This book is designed for three classes of people:
- Beginners who want an introduction to philosophy;
- Those who have already had an introduction to philosophy and who would like to see it in action now applied to a great book written by a great philosophy, but who have never read Plato's Republic, the most famous and influential philosophy book ever written;
- Those who have read Plato's Republic before but did not understand its deepest significance.
Why is Plato the best introduction to philosophy?
Peter Kreeft has taught philosophy for over 50 years, including one section of a course for beginners every semester. He has tried just about everything possible, and a few new things that are impossible. He has experimented with every one of the many alternative methods available for teaching beginners. (He has A.D.D., so he easily gets bored and likes to try new things all the time.) But he has never found anything nearly as successful as Plato.
Plato is the best writer in the history of philosophy.
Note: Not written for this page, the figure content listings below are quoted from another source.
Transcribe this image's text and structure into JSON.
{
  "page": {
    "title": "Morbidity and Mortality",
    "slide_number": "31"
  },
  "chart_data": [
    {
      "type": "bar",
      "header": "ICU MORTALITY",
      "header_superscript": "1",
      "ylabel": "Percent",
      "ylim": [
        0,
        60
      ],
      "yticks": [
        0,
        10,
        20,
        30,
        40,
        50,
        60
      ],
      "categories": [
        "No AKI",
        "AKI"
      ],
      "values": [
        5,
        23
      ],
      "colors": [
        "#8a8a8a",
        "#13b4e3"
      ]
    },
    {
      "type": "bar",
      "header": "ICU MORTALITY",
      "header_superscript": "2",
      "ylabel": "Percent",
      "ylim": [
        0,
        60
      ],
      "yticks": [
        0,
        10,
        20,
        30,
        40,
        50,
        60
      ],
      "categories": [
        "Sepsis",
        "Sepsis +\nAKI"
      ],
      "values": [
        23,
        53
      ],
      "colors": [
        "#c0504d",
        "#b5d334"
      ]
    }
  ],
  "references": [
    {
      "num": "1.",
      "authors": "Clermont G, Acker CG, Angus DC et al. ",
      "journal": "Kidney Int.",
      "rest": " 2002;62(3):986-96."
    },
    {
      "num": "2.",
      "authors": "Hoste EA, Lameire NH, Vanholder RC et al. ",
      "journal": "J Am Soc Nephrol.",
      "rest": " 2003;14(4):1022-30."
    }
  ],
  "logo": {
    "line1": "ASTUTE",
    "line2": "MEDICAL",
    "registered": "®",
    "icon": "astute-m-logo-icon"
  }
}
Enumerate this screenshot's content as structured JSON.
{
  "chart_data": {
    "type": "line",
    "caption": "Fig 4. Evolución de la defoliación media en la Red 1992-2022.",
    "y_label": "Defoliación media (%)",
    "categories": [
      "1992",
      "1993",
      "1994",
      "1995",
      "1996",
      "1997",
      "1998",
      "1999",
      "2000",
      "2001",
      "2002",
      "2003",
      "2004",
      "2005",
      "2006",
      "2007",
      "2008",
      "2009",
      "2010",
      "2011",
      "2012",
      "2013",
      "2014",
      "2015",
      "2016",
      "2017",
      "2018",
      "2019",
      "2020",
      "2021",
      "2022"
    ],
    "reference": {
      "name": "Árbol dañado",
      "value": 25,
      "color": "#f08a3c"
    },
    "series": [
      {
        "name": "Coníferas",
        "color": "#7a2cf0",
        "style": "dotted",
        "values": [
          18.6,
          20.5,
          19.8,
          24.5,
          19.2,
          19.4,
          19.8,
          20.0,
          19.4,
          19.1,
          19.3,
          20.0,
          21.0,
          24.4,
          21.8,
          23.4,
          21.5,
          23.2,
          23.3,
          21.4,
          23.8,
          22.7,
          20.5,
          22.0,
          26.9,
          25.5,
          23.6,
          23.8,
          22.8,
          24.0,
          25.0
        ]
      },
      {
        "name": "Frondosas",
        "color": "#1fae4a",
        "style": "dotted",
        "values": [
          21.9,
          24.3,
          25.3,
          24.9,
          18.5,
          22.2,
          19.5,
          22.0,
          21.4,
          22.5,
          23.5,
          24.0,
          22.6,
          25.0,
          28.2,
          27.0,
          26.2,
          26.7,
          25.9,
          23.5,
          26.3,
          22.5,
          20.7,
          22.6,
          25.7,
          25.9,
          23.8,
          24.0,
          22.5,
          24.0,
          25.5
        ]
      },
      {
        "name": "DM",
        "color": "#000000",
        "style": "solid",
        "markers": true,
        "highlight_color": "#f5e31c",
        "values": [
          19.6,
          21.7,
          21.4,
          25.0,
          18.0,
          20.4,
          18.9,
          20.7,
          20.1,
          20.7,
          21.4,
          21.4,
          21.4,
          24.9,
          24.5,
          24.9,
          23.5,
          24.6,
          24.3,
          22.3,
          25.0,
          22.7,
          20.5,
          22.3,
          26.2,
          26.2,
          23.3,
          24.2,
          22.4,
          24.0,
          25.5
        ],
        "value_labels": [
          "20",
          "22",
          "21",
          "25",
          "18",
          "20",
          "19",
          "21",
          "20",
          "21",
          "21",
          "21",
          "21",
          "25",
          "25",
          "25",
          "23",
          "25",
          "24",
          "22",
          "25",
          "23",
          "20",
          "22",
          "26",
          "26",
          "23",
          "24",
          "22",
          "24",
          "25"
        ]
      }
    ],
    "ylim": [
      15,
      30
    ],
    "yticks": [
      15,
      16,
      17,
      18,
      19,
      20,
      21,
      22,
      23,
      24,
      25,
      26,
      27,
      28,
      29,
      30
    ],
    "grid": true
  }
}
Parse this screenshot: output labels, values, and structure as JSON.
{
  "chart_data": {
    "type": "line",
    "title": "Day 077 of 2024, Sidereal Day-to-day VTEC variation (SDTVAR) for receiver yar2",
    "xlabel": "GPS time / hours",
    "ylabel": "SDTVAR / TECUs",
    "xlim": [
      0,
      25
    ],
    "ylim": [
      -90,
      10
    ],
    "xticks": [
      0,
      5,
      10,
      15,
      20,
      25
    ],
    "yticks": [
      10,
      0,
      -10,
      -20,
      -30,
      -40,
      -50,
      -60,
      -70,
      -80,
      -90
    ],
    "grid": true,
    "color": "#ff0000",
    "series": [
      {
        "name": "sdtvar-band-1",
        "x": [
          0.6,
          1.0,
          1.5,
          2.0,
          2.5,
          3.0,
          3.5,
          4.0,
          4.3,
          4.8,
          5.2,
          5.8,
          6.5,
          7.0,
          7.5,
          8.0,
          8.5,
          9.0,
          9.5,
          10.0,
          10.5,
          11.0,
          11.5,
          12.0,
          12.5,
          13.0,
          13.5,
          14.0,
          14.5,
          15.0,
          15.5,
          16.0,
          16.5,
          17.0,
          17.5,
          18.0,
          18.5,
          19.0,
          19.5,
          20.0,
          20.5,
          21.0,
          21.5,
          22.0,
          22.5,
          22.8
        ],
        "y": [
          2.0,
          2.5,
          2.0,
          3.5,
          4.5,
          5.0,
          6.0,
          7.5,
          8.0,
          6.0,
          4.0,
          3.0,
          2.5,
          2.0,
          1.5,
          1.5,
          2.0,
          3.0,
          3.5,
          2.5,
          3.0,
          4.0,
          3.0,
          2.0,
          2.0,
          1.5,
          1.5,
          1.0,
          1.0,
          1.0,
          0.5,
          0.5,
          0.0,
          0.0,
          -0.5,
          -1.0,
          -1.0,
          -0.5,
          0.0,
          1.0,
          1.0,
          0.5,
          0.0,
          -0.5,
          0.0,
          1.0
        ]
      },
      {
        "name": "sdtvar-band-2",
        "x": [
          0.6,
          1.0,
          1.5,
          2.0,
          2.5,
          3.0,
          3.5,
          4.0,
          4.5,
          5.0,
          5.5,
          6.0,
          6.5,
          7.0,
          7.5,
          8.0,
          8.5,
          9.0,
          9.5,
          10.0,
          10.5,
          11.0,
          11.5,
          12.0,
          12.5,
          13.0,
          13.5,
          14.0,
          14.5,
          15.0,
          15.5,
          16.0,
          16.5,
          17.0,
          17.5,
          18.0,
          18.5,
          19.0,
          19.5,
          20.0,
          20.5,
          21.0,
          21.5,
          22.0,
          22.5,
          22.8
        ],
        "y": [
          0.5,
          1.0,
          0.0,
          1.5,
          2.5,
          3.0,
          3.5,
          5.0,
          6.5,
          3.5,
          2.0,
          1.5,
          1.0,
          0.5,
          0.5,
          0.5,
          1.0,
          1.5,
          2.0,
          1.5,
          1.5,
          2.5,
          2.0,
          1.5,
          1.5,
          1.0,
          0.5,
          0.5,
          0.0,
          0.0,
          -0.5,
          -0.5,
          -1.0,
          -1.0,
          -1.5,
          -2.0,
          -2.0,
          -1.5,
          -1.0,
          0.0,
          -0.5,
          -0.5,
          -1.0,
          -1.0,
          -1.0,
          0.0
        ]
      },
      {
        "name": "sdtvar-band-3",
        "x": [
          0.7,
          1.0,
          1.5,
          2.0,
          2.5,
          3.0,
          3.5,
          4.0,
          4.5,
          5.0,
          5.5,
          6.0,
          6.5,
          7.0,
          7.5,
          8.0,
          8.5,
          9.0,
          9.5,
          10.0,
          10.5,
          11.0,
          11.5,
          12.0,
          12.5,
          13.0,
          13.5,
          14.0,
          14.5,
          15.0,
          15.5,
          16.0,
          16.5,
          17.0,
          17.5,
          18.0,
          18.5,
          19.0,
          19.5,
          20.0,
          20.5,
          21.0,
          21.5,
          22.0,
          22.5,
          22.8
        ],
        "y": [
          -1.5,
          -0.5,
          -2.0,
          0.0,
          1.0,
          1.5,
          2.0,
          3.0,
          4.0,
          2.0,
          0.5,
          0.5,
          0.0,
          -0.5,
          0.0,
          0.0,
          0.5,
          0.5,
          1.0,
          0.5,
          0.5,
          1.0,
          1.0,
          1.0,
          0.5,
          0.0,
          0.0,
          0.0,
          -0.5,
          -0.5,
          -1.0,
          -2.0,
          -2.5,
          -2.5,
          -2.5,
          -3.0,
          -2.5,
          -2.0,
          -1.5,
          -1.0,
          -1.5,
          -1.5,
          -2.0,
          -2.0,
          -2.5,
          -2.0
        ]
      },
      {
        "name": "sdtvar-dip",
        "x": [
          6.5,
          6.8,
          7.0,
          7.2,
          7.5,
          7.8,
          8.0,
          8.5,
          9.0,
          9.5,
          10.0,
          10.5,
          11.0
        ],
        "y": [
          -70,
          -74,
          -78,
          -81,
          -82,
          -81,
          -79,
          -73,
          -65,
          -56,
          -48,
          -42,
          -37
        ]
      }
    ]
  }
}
Most philosophers are dull, undramatic, abstract writers. (There are a few other exceptions besides Plato: Augustine, Pascal, Nietzsche, Kierkegaard.) But Plato wrote dramatic dialogues, in which Socrates, his famous teacher, interacts with a great variety of fools. These dialogues are like intellectual swordfights, and even though you know Socrates is going to win, they are exciting because you see his ideas come alive, like a sword in the handoff a master. Plato is a great dramatist, a great poet, and a great psychologist as well as a great philosopher. Nobody else who ever lived combined those four talents as well as Plato did.
Apprenticeship to a great master is the best way to learn any art. The student will understand what philosophy is better by watching a master do it than by reading abstract definitions of it from a second-rate philosopher, or by a mere scholar. Concrete examples are always the easiest way to learn things. Plato's dialogues are the world's first, and still the best, concrete example of philosophizing.
Kreeft introduces his students to this love affair through a great matchmaker, Plato, who is a better teacher than the student will ever meet in the land of the living.
In fact, Plato still is in the land of the living. He's still alive and kicking in his dialogues. He rubs off on those who are wise and humble enough to become a student.